It's lunchtime and the day job is today's blog; so much for relaxing and using blogfoolery to ensure yours truly deeply madly takes a break. The newspapers are full of stories about people being made redundant, losing their jobs and it is cutting across every sector and every level of position - no matter where you are on the corporate success ladder, it's a long way down from any rung. When I studied business improvment for my MSc, we learned about supply chain management, lean manufacturing and the theory of constraints; well folks when the supply chain breaks down, the food chain isn't too far behind.
We are working to support the newly unemployed, those with their first taste of being in that position of not having a job to go to and the despair that goes along with not knowing how they will deal with the personal financial stuff and not least the emotional impact of loss of status. I have been giving this a lot of thought and while my day job focuses on supporting services that meet the needs of the long-term unemployed, economically inactive and workless within the hardest to reach, hardest to help/vulnerable groups, I an others have realised that unless we act to support those new entrants to the unemployed market, they will very quickly become our traditional customer. Call it the rust factor and unlike a shiny car with all the fancy finishes and warranties and rust proofing and special paint, being unemployed cause the rust to set in very quickly - not months but weeks.
Our approach to the newly unemployed needs to be similar in terms of the skills we need to support them in their job search, stuff like application forms, CV's, interview preparation and the other bread and butter stuff around confidence and self-esteem. However, before we can do any of that we need to go back to business basics and look at how we deal with expectations in a tighter labour market and what the market will or won't support.
This is going to be the hardest thing for many highly, skilled, qualified, experienced to take - the fact that what they had to offer a year ago has become so devalued in the current climate. That reality is going to need to bite PDQ and we are in the era of survival jobs - transferable skills or no transferable skills the biggest leap that many newly unemployed are going to have to take is that work will mean minimum wage or just above, limited progression routes, unsociable hours/shift patterns and perhaps boring repititive work.

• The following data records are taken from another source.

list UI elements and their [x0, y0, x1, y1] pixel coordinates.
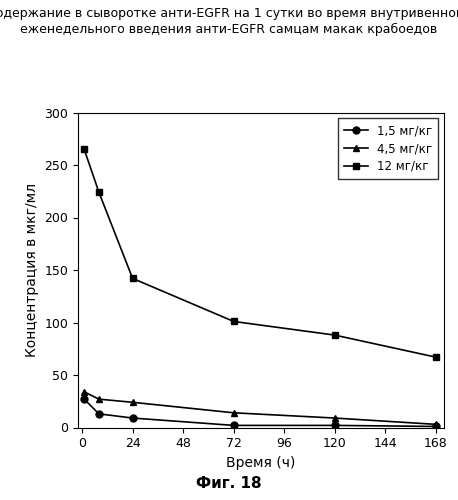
- 1,5 мг/кг: [332, 422, 338, 428]
- 12 мг/кг: [332, 332, 338, 338]
- 4,5 мг/кг: [96, 396, 102, 402]
- Text: еженедельного введения анти-EGFR самцам макак крабоедов: еженедельного введения анти-EGFR самцам …: [20, 22, 438, 36]
- 1,5 мг/кг: [130, 415, 136, 421]
- X-axis label: Время (ч): Время (ч): [226, 456, 296, 470]
- 12 мг/кг: [82, 146, 87, 152]
- 12 мг/кг: [433, 354, 439, 360]
- 4,5 мг/кг: [82, 389, 87, 395]
- 1,5 мг/кг: [433, 424, 439, 430]
- 12 мг/кг: [130, 276, 136, 281]
- 4,5 мг/кг: [332, 415, 338, 421]
- Text: Фиг. 18: Фиг. 18: [196, 476, 262, 491]
- Line: 4,5 мг/кг: 4,5 мг/кг: [81, 388, 439, 428]
- Line: 12 мг/кг: 12 мг/кг: [81, 146, 439, 360]
- 4,5 мг/кг: [231, 410, 236, 416]
- 1,5 мг/кг: [96, 411, 102, 417]
- Text: Содержание в сыворотке анти-EGFR на 1 сутки во время внутривенного: Содержание в сыворотке анти-EGFR на 1 су…: [0, 8, 458, 20]
- Y-axis label: Концентрация в мкг/мл: Концентрация в мкг/мл: [25, 183, 39, 357]
- 4,5 мг/кг: [433, 422, 439, 428]
- 12 мг/кг: [96, 190, 102, 196]
- 1,5 мг/кг: [231, 422, 236, 428]
- Legend: 1,5 мг/кг, 4,5 мг/кг, 12 мг/кг: 1,5 мг/кг, 4,5 мг/кг, 12 мг/кг: [338, 118, 438, 178]
- 4,5 мг/кг: [130, 400, 136, 406]
- Line: 1,5 мг/кг: 1,5 мг/кг: [81, 396, 439, 430]
- 1,5 мг/кг: [82, 396, 87, 402]
- 12 мг/кг: [231, 318, 236, 324]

Working with people already devastated by losing their job and all the other personal sense of worth accoutrements that go hand in hand with having a job, will be a tough enough job for those of us working to support them; selling the new labour alternative (pun maybe a wee bit intended) is going to take more work.
So there you are that is the punch in my lunch for today. We need resources to work with our traditional client group and we need additional resources to work to prevent major inflows into long-term unemployment. Unemployment, it's coming to a dole queue near you.
For many unemployment is something they never really expected to happen to them.
ReplyDeleteIt is very scary when those who have played by all the rules, got the education, worked hard, and still get laid off.
It just happened to my very qualified, PHD Scientist daughter.